One day the rain just stops. A day goes by, a few days, then a week, then more weeks. You notice that the grass is getting brittle and dry and the ground is rock hard. Then the grass turns the color of sand and even the air seems brittle with the dryness of it. The weather reports become numbingly uniform: sunny every day. Reports of record-breaking temperatures become repetitive. Something in the back of your mind says that this is wrong, but the heat saps any energy you might have for thinking about it.
On your way home from work each night you start counting the number of neighbors who are watering their yards, the ones who stand out because their grass is a patch of emerald in a sea of buff and sepia. You get wicked ideas about sneaking into their yards and cutting their hoses with a pair of garden shears in the middle of the night. Maybe they’ll pay a fine for using so much water.
Maybe you should think about xeriscaping, but this isn’t the desert. The rain will come back eventually, won’t it?
Desiccated tree branches fall in the yard. No need to move them just yet. The lawnmower sits in the garage, its small reservoir of fuel sending out a slow stream of fumes.
One morning you notice a spider hanging in her web next to your house. She’s brown and white speckled with big yellow dots on her abdomen. You saw her early in the spring, just like you watched her mother, her grandmother, and a whole line of her great-grandmothers going back several years. She clambers around, connecting the spokes of her web.

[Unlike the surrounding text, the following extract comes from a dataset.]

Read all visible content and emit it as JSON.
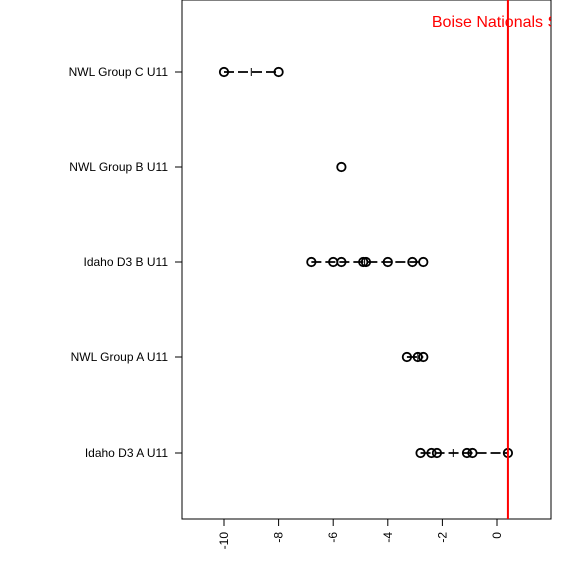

The lack of rain affects everything up and down the food chain, and you haven’t seen as many rabbits, snakes, or even squirrels as usual. This spider, like you, is not native to North America; her ancestors probably came with yours, around three centuries ago. She’s nocturnal so it’s strange that she’s still out on a sunny morning when the temperature is already higher than it would be at noon in a normal year.
You fill a birdbath in the backyard. You fill another in the front yard. You watch cardinals, bluejays, even a sleek-headed crow dip their beaks in it. You watch squirrels come to drink then flip the birdbath over. It’s only a few minutes before you go to put it back and refill it but the ground is already dry.
You have a side bed of morning glories and other small plants. After the sun goes down you turn the nozzle on the hose to “mist” and you realize you can’t remember the last time you heard a tree frog. They always sing in the dark after it rains.
Leaves turn brown and fall even though it’s only late summer. A seven-foot branch falls from a tree. The broken end is reddish, dry, and dusty.
Wildfires, floods, hurricanes, tornadoes, and even tsunamis are all horrible, often tragic events that come in suddenly, sometimes with no warning, or not enough warning, but then they disappear, often as quickly as they came. Floods and tsunamis recede, wildfires burn out all their fuel or, hopefully, are stopped, and tornadoes just spin themselves out.
A drought is a tragedy in slow motion.
And then one day it rains. It rains and rains, and it’s like a fever breaking. There’s a puddle that frames clouds bronzed with sun, and it looks deep enough to be a whole new world.
Wow! This was so beautifully written. I felt it so deeply, especially that ending. Brilliant.
Every few years we get a drought–it seems to be happening more and more often now thanks to climate change–but as I was writing this we had a period of rain that really transformed everything. So with that and some other things going on I felt really hopeful and wanted to convey that.
Thanks for this beautifully written piece, Chris — we are all thirsty for posts like yours.
I always enjoy it when your comments rain down, Ann.